Addictions, known as chronic (recurrent) behavioural disorders reinforced by a pleasant feeling (“reward”), are shown to be mediated by activation of the central dopaminergic neuronal pathway of the middle brain (“Reward Pathway”) with deregulations proven in the dorsal striatum, globus pallidus, nucleus accumbens, hippocampus, thalamus, amygdala, orbitofrontal, and prefrontal cortex. These neurological changes alter behaviour, judgment, memory, learning, and stress management and thus addiction was called “Brain Disease” (Uhl et al., 2019). However, in addictions, other vital organs (the liver, lungs, cardiovascular system, and digestive tract) also react by changing their functions. More and more preclinical and clinical studies are being realised to find a strategy for the treatment of addictions and, of course, also the possibilities of addiction prevention. In recent years, the application of cannabidiol (CBD), the main non-psychoactive component of Cannabis sativa without the potential for addiction, has become one of the options for the proposed treatment of addictions (Parker et al., 2002; Izzo et al., 2009; Ren et al. 2009; Manzanares, 2019; Viudez-Martínez et al., 2019).

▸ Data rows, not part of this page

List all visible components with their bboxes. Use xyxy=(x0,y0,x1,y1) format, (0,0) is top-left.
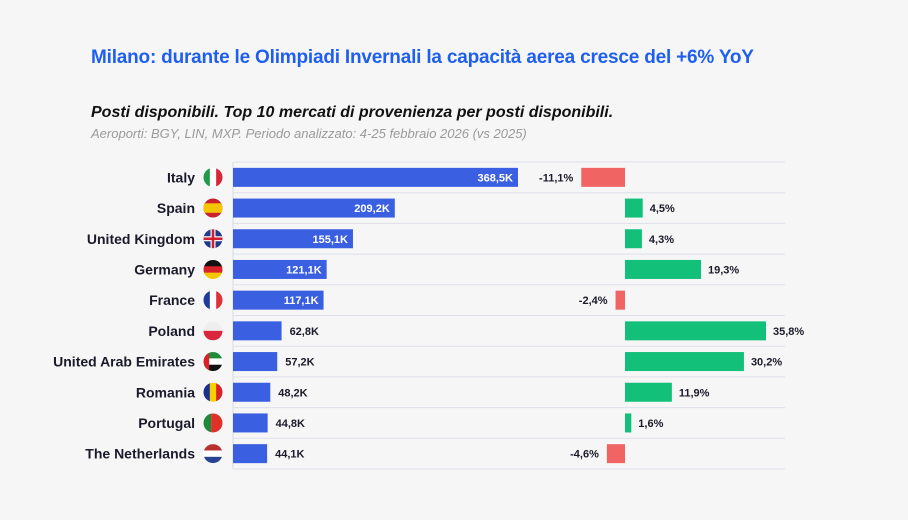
change-bar xyxy=(581,167,625,187)
france-flag-icon xyxy=(203,290,223,310)
change-bar xyxy=(625,198,643,218)
change-value-label: 35,8% xyxy=(773,326,804,338)
category-label: Spain xyxy=(157,200,195,216)
change-value-label: 19,3% xyxy=(708,264,739,276)
seats-value-label: 368,5K xyxy=(478,172,514,184)
category-label: Portugal xyxy=(138,415,195,431)
uae-flag-icon xyxy=(203,352,223,372)
seats-bar xyxy=(233,352,278,372)
seats-value-label: 155,1K xyxy=(312,234,348,246)
change-value-label: 11,9% xyxy=(679,387,710,399)
germany-flag-icon xyxy=(203,259,223,279)
seats-bar xyxy=(233,444,268,464)
seats-value-label: 57,2K xyxy=(285,357,314,369)
category-label: The Netherlands xyxy=(85,446,195,462)
seats-bar xyxy=(233,290,324,310)
category-label: France xyxy=(149,292,195,308)
category-label: Italy xyxy=(167,169,195,185)
portugal-flag-icon xyxy=(203,413,223,433)
category-label: Poland xyxy=(148,323,195,339)
change-bar xyxy=(625,259,702,279)
seats-value-label: 121,1K xyxy=(286,264,322,276)
poland-flag-icon xyxy=(203,321,223,341)
seats-value-label: 44,1K xyxy=(275,449,304,461)
change-value-label: -11,1% xyxy=(539,172,573,184)
change-value-label: 30,2% xyxy=(751,357,782,369)
uk-flag-icon xyxy=(203,229,223,249)
spain-flag-icon xyxy=(203,198,223,218)
change-bar xyxy=(625,321,766,341)
change-bar xyxy=(615,290,625,310)
seats-bar xyxy=(233,413,268,433)
seats-value-label: 44,8K xyxy=(276,418,305,430)
seats-bar xyxy=(233,382,271,402)
netherlands-flag-icon xyxy=(203,444,223,464)
seats-bar xyxy=(233,259,327,279)
seats-value-label: 62,8K xyxy=(290,326,319,338)
romania-flag-icon xyxy=(203,382,223,402)
change-bar xyxy=(625,352,744,372)
category-label: United Kingdom xyxy=(87,231,195,247)
seats-value-label: 209,2K xyxy=(354,203,390,215)
change-bar xyxy=(606,444,625,464)
seats-bar xyxy=(233,229,353,249)
change-value-label: 1,6% xyxy=(638,418,663,430)
change-value-label: -2,4% xyxy=(579,295,608,307)
change-value-label: 4,5% xyxy=(650,203,675,215)
chart-subtitle: Posti disponibili. Top 10 mercati di pro… xyxy=(91,104,614,121)
seats-value-label: 48,2K xyxy=(278,387,307,399)
change-value-label: 4,3% xyxy=(649,234,674,246)
change-bar xyxy=(625,413,632,433)
seats-bar xyxy=(233,167,518,187)
chart-note: Aeroporti: BGY, LIN, MXP. Periodo analiz… xyxy=(91,126,527,141)
change-bar xyxy=(625,229,642,249)
change-value-label: -4,6% xyxy=(570,449,599,461)
change-bar xyxy=(625,382,672,402)
seats-bar xyxy=(233,321,282,341)
seats-bar xyxy=(233,198,395,218)
seats-value-label: 117,1K xyxy=(284,295,319,307)
italy-flag-icon xyxy=(203,167,223,187)
category-label: Romania xyxy=(136,384,195,400)
category-label: United Arab Emirates xyxy=(53,354,195,370)
chart-title: Milano: durante le Olimpiadi Invernali l… xyxy=(91,47,754,68)
category-label: Germany xyxy=(134,261,195,277)
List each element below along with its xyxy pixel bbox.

In addition to the pharmacodynamic interactions of cannabidiol with the endocannabinoid system, its pharmacokinetic characteristics can also modulate the effects of drugs of abuse (Prud’homme et al., 2015; Zendulka et al., 2016; Lucas et al., 2018; Sulcova, 2019). The effects of cannabidiol confirming the suppression of neurotoxic, behavioural, and other changes in preclinical and clinical studies of addictions are considered a reason to recommend further research to verify the suitability of the indication of cannabidiol for the treatment of addictions.
PubMed (https://pubmed.ncbi.nlm.nih.gov/), a free search engine containing citations for biomedical literature from MEDLINE, life sciences journals, and online books with the applied filters “Full text, books and documents, clinical study, review over the last 10 years”, was used to gather the scientific evidence on the possible treatment of addictions by cannabidiol presented below. To qualify for inclusion, the studies must feature either a placebo condition or control conditions.
The intention of the author and expected goal of the publication of this paper is to provide a striking insight into the increasing number of highly relevant expert communications on the topic under discussion, i.e. the possible use of cannabidiol for the treatment of addictions. Therefore, the cited publications are also divided into messages on the positive results of A) preclinical and B) clinical studies, and at the same time they are purposefully arranged in the text for an easier overview of the historical development of the topic under discussion according to the years of their publication.